Since 2008, the balance sheet of what were then 11 state banks has been reduced from 1.7 trillion euros to 900 billion today. Only seven Landesbanks have survived. The largest of these, Landesbank Baden-Württemberg (LBBW), was recapitalised by its owners – the Savings Banks Association, the State and City of Stuttgart – with five billion euros. By founding the “Garantie-Portfolio Baden-Württemberg”, the state also created a risk shield of 12.7 billion euros. As was announced at the beginning of 2018, approximately 430 million euros of this amount was left after the settlement.
HSH Nordbank , which belongs to the federal states of Hamburg und Schleswig-Holstein, had at its peak over 40 billion euros in shipping loans, and has so far cost taxpayers more than 16 billion. The sale to US investors Cerberus and Flowers is due for completion at the end of 2018, provided that any outstanding issues relating to deposit protection and financial supervision can be resolved.

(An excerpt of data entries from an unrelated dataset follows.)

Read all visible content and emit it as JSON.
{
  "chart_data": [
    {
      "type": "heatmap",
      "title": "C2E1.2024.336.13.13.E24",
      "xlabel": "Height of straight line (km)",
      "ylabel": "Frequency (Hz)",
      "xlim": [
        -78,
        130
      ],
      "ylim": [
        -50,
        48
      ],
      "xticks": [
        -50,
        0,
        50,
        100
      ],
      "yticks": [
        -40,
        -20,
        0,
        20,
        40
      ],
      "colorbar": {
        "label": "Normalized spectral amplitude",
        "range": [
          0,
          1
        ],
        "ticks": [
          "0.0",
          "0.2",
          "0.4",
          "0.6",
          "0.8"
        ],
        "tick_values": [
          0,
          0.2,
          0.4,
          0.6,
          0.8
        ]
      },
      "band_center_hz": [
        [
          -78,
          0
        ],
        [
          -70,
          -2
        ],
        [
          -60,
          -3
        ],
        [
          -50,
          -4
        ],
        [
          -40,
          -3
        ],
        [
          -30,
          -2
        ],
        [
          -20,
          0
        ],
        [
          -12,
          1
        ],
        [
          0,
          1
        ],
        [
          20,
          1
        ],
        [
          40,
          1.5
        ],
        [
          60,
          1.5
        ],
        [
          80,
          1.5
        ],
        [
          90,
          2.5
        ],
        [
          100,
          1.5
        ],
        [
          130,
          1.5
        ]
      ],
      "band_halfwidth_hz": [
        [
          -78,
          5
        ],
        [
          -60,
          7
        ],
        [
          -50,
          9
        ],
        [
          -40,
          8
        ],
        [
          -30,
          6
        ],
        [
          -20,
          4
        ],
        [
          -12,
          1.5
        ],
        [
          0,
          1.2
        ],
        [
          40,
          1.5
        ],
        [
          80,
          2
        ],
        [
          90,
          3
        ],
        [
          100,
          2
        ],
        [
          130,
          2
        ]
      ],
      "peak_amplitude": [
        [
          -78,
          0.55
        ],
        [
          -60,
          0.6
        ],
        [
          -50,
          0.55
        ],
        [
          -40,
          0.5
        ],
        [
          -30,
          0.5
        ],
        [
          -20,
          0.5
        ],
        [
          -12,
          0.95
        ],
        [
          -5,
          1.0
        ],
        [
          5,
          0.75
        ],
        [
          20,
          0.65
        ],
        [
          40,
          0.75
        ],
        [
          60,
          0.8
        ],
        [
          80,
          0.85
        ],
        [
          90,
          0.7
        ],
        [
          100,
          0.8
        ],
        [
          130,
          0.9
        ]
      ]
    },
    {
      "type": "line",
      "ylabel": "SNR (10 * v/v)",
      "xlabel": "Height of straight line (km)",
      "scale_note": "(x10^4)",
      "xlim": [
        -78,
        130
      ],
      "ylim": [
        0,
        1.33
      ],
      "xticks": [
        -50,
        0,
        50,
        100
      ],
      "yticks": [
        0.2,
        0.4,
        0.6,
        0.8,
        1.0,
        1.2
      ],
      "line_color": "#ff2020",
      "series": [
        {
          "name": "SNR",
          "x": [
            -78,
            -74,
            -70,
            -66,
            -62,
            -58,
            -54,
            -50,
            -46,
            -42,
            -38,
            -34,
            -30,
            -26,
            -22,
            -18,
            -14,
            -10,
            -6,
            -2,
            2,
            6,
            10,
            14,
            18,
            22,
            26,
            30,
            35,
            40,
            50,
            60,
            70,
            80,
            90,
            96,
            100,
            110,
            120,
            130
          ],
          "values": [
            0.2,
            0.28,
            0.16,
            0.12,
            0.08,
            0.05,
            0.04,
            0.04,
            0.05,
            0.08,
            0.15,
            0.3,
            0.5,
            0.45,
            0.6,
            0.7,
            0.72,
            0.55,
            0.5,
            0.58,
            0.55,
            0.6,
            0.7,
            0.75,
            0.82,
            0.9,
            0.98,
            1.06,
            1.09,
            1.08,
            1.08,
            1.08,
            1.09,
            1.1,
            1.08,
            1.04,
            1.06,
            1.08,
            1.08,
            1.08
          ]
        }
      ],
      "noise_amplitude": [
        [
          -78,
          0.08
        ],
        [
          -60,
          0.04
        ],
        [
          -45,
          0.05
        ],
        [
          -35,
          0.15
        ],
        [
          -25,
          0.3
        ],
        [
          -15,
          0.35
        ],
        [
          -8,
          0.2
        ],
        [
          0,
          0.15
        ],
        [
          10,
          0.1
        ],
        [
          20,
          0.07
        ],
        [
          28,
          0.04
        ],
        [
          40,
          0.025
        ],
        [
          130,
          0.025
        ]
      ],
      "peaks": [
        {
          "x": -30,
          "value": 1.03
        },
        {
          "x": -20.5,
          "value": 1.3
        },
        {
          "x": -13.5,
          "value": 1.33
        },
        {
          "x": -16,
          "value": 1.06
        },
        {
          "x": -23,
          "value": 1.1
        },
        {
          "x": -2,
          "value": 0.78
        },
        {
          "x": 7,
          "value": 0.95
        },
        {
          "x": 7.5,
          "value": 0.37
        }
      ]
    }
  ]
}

A further Landesbank, Nord/LB, is said to have scored the worst of all eight major German banks in the European Banking Authority’s most recent stress test. Its shipping portfolio is currently estimated at 12 billion euros, and its existing capital requirement at 2 billion. Confidential documents leaked to the press give a detailed insight into the state of the bank: it hasn’t been able to gain oversight or control of its risks for years and speculation about a takeover is rife.
Perspective for the Landesbanks
Hessische Landesbank (HeLaBa), is the only Landesbank to have survived the financial crisis without capital support from its public owners. Before the crisis, its strategy of maintaining a conservative risk profile proved to be relatively successful, but it was scorned as old-fashioned because it had largely abandoned investment banking. Helaba has limited itself to business with the Sparkassen, and through its co-operation with Frankfurter Sparkasse has a strong presence in retail banking, and can hardly be regarded any more as a typical Landesbank.
The Landesbanks, under the significant influence of politicians, were the real focus of the crisis in Germany because they lacked a sensible and viable business model beyond co-operation with their regional savings banks. The Landesbanks today are still too far removed from the day-to-day business of the local savings banks and not close enough to the global players of the financial market. Plus they are driven rather by political influence than banking expertise.
As for their future, they have little scope for going into competition with the Sparkassen, since the German banking market is already saturated. However they could establish centres of competence to offer services such as payments, specialist financing, and foreign business to the smaller savings banks. Deka-Bank could be a model: the public banks have already established it as a centre of competence for the securities business. A prerequisite however, is that these banks should rid themselves of the political interference which was the ruin of the original Landesbank system. And for this purpose a single bank would suffice.